Anthropic dejó claro que estaba dispuesta a colaborar con el gobierno en aplicaciones de defensa que no implicaran quitar esos límites. Pero armas autónomas y vigilancia masiva sin control humano estaban fuera de la mesa.
Trump reaccionó. Fuerte.
La administración Trump respondió en dos movimientos:
- Ordenó a todas las agencias federales dejar de usar Claude inmediatamente.
- Designó a Anthropic como “riesgo de cadena de suministro” — una etiqueta que en contratación pública es una señal de alerta roja.
OpenAI aprovechó el momento
Mientras Anthropic recibía el golpe, OpenAI no tardó ni 48 horas en cerrar un acuerdo con el Departamento de Defensa para proveer IA a redes militares clasificadas.
El contraste fue brutal: una empresa dijo no por principios, la otra llegó corriendo con el contrato listo.
No es la primera vez que el sector enfrenta esta tensión. Más de 200 empleados de Google DeepMind han pedido públicamente líneas rojas para la IA militar, señal de que el debate no está resuelto dentro de ninguna de estas empresas.
El efecto Streisand: Claude al #1
Aquí viene la parte que nadie anticipó. Cuando la noticia se hizo viral, la gente empezó a descargar Claude a una velocidad sin precedentes. Claude subió al #1 en el App Store de iPhone en Estados Unidos, superando a ChatGPT.

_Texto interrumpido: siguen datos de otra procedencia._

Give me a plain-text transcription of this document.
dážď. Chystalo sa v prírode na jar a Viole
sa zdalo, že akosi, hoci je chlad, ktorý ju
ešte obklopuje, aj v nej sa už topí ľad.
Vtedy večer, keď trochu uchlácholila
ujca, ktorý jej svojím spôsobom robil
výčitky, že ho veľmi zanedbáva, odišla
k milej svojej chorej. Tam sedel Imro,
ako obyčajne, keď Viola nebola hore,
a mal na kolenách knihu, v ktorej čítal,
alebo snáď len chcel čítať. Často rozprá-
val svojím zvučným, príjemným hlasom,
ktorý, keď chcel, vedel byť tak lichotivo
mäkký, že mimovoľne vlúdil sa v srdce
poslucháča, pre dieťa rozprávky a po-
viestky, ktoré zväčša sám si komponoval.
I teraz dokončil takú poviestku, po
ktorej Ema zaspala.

Anthropic tuvo que publicar un comunicado reconociendo outages por “demanda sin precedentes”. Sus servidores no estaban preparados.
No es casualidad que esto ocurra justo cuando Claude venía expandiendo su ecosistema con conectores gratuitos, tareas programadas y llegada a Windows. El conflicto con el Pentágono lo catapultó al mainstream.
Las consecuencias
La designación como “riesgo de cadena de suministro” tuvo efectos reales:
- Varias empresas del sector defensa que usaban Claude comenzaron a evaluar alternativas.
- Contratistas gubernamentales migraron a otras plataformas para no complicar sus relaciones con Washington.
Pero Anthropic no se quedó quieta: anunció que planea retar la designación ante los tribunales, argumentando que es inconstitucional.
Por qué esto importa aunque no uses Claude
Lo que está en juego no es solo si Claude puede usarse en el Pentágono. Es una pregunta mucho más grande: ¿quién decide los límites de la IA?
Anthropic tomó una postura: nosotros ponemos los límites, y no los movemos aunque pierdamos contratos millonarios. OpenAI tomó la postura opuesta: el cliente manda. La respuesta masiva del público sugiere que hay un apetito real por empresas de IA que tengan principios visibles y los defiendan.
El juicio que viene va a ser muy interesante. Y el resultado va a importar mucho más allá de Anthropic y el Pentágono.